Fix a domain $X$: Let $d : X \times X \rightarrow \mathbb{R}$ be a distance function on $X$, with the properties

  • $d(x,y) = 0 \iff x = y$ for all $x,y$
  • $d(x,y) = d(y,x)$ for all $x,y$

Optionally, $d$ might satisfy the triangle inequality (making it a metric), but this is not necessarily the case.

In machine learning, a kernel is a function $K : X \times X \rightarrow \mathbb{R}$ with the properties

  • $K(x,y) = 1 \iff x = y$
  • $K(x,y) = K(y,x)$
  • for all $n$ and all sequences $x_1, \ldots, x_n$, the Gram matrix $\mathbf{K}$ with $\mathbf{K}_{ij} = K(x_i, x_j)$ is positive definite.

A space that admits a kernel is handy in ML, and often if all you have is a distance function, you can compute a kernel-like object in the form

$$ \kappa_d(x, y) = \exp(- \gamma d^2(x,y)) $$

The question:

Under what conditions on $d$ is the resulting function $\kappa_d$ a kernel ?


It seems to me you might be looking for a variant of Schoenberg's theorem:

(Think $\Psi(x,y) = d(x,y)^2$ in the following).

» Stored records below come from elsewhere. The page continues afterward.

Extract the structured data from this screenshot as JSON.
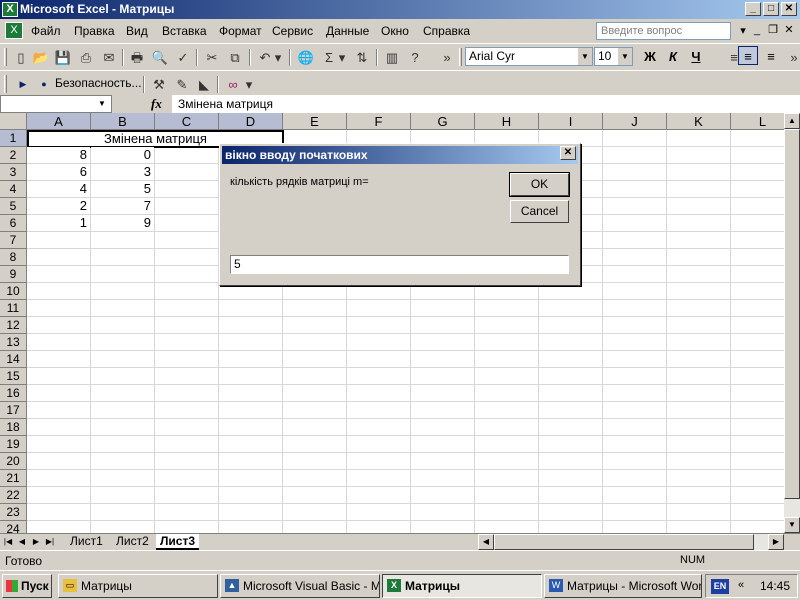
{
  "window": {
    "title": "Microsoft Excel - Матрицы",
    "min": "_",
    "max": "□",
    "close": "✕"
  },
  "menu": {
    "items": [
      "Файл",
      "Правка",
      "Вид",
      "Вставка",
      "Формат",
      "Сервис",
      "Данные",
      "Окно",
      "Справка"
    ],
    "help_placeholder": "Введите вопрос"
  },
  "toolbar": {
    "font": "Arial Cyr",
    "size": "10",
    "bold": "Ж",
    "italic": "К",
    "underline": "Ч",
    "security": "Безопасность..."
  },
  "formula_bar": {
    "name_box": "",
    "fx": "fx",
    "content": "Змінена матриця"
  },
  "grid": {
    "columns": [
      "A",
      "B",
      "C",
      "D",
      "E",
      "F",
      "G",
      "H",
      "I",
      "J",
      "K",
      "L"
    ],
    "rows": [
      "1",
      "2",
      "3",
      "4",
      "5",
      "6",
      "7",
      "8",
      "9",
      "10",
      "11",
      "12",
      "13",
      "14",
      "15",
      "16",
      "17",
      "18",
      "19",
      "20",
      "21",
      "22",
      "23",
      "24"
    ],
    "merged_title": "Змінена матриця",
    "col_a": [
      "8",
      "6",
      "4",
      "2",
      "1"
    ],
    "col_b": [
      "0",
      "3",
      "5",
      "7",
      "9"
    ]
  },
  "sheets": {
    "tabs": [
      "Лист1",
      "Лист2",
      "Лист3"
    ],
    "active": "Лист3"
  },
  "status": {
    "text": "Готово",
    "num": "NUM"
  },
  "dialog": {
    "title": "вікно вводу початкових",
    "prompt": "кількість рядків матриці m=",
    "ok": "OK",
    "cancel": "Cancel",
    "input_value": "5"
  },
  "taskbar": {
    "start": "Пуск",
    "items": [
      "Матрицы",
      "Microsoft Visual Basic - М...",
      "Матрицы",
      "Матрицы - Microsoft Word"
    ],
    "lang": "EN",
    "clock": "14:45"
  }
}
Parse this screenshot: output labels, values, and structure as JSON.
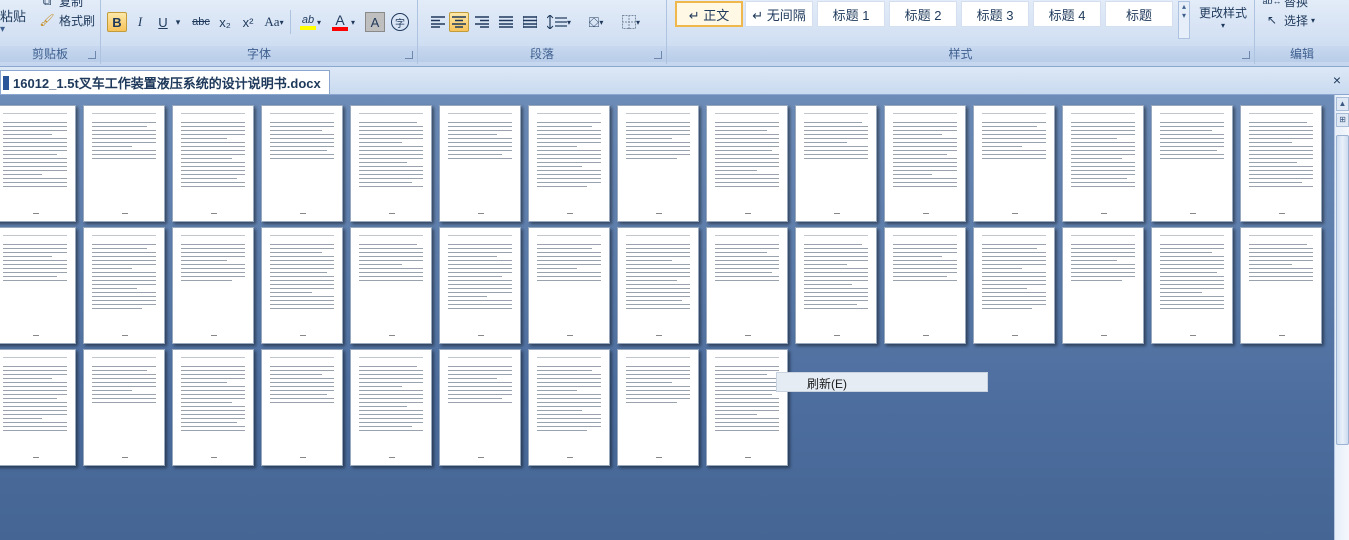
{
  "ribbon": {
    "clipboard": {
      "paste_label": "粘贴",
      "copy_label": "复制",
      "format_painter_label": "格式刷",
      "group_label": "剪贴板"
    },
    "font": {
      "group_label": "字体",
      "bold": "B",
      "italic": "I",
      "underline": "U",
      "strike": "abc",
      "subscript": "x₂",
      "superscript": "x²",
      "change_case": "Aa",
      "highlight": "ab",
      "font_color": "A",
      "char_shading": "A",
      "enclose": "字"
    },
    "paragraph": {
      "group_label": "段落"
    },
    "styles": {
      "group_label": "样式",
      "items": [
        {
          "label": "↵ 正文"
        },
        {
          "label": "↵ 无间隔"
        },
        {
          "label": "标题 1"
        },
        {
          "label": "标题 2"
        },
        {
          "label": "标题 3"
        },
        {
          "label": "标题 4"
        },
        {
          "label": "标题"
        }
      ],
      "change_styles_label": "更改样式"
    },
    "editing": {
      "replace_label": "替换",
      "select_label": "选择",
      "group_label": "编辑"
    }
  },
  "document": {
    "tab_title": "16012_1.5t叉车工作装置液压系统的设计说明书.docx",
    "close_glyph": "×"
  },
  "context_menu": {
    "refresh_label": "刷新(E)"
  },
  "colors": {
    "highlight_color": "#ffff00",
    "font_color": "#ff0000",
    "workspace": "#4c6d9e"
  }
}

The function $\Psi \colon X \times X \to \mathbb{R}$ is said to be a kernel of conditionally negative type if

  1. $\Psi(x,x) = 0$ for all $x \in X$.
  2. $\Psi(x,y) = \Psi(y,x)$ for all $x,y \in X$.
  3. For all $n \in \mathbb{N}$, all $x_1,\dots,x_n \in X$ and all $c_1,\dots,c_n \in \mathbb{R}$ such that $\sum_{i=1}^n c_i = 0$ the inequality $$ \sum_{i,j=1}^n c_i c_j \Psi(x_i,x_j) \leq 0 $$ holds.

A positive semidefinite kernel is a kernel in your sense but without the condition $K(x,x) = 0$ iff $x = 0$ (presumably you meant $K(x,x)=1$ here, otherwise this would be incompatible with positive definiteness) and with positive definiteness weakened to positive semi-definiteness.

Theorem. For a symmetric function $\Psi\colon X \times X \to \mathbb{R}$ with $\Psi(x,x) = 0$ for all $x$ the following are equivalent:

  1. $\Psi$ is a kernel of conditionally negative type.
  2. The function $K(x,y) = \exp(-\gamma \Psi(x,y))$ is a positive semidefinite kernel for all $\gamma \geq 0$.

You can find a proof of this as Theorem C.3.2 on page 370 of the book Kazhdan's Property $(T)$ by Bekka, de la Harpe, and Valette, (link goes to Bekka's homepage). The rest of this appendix might have some useful information, too.


Added: Schoenberg's original article: Metric spaces and positive definite functions, Trans. Amer. Math. Soc. 44 (1938), 522-536.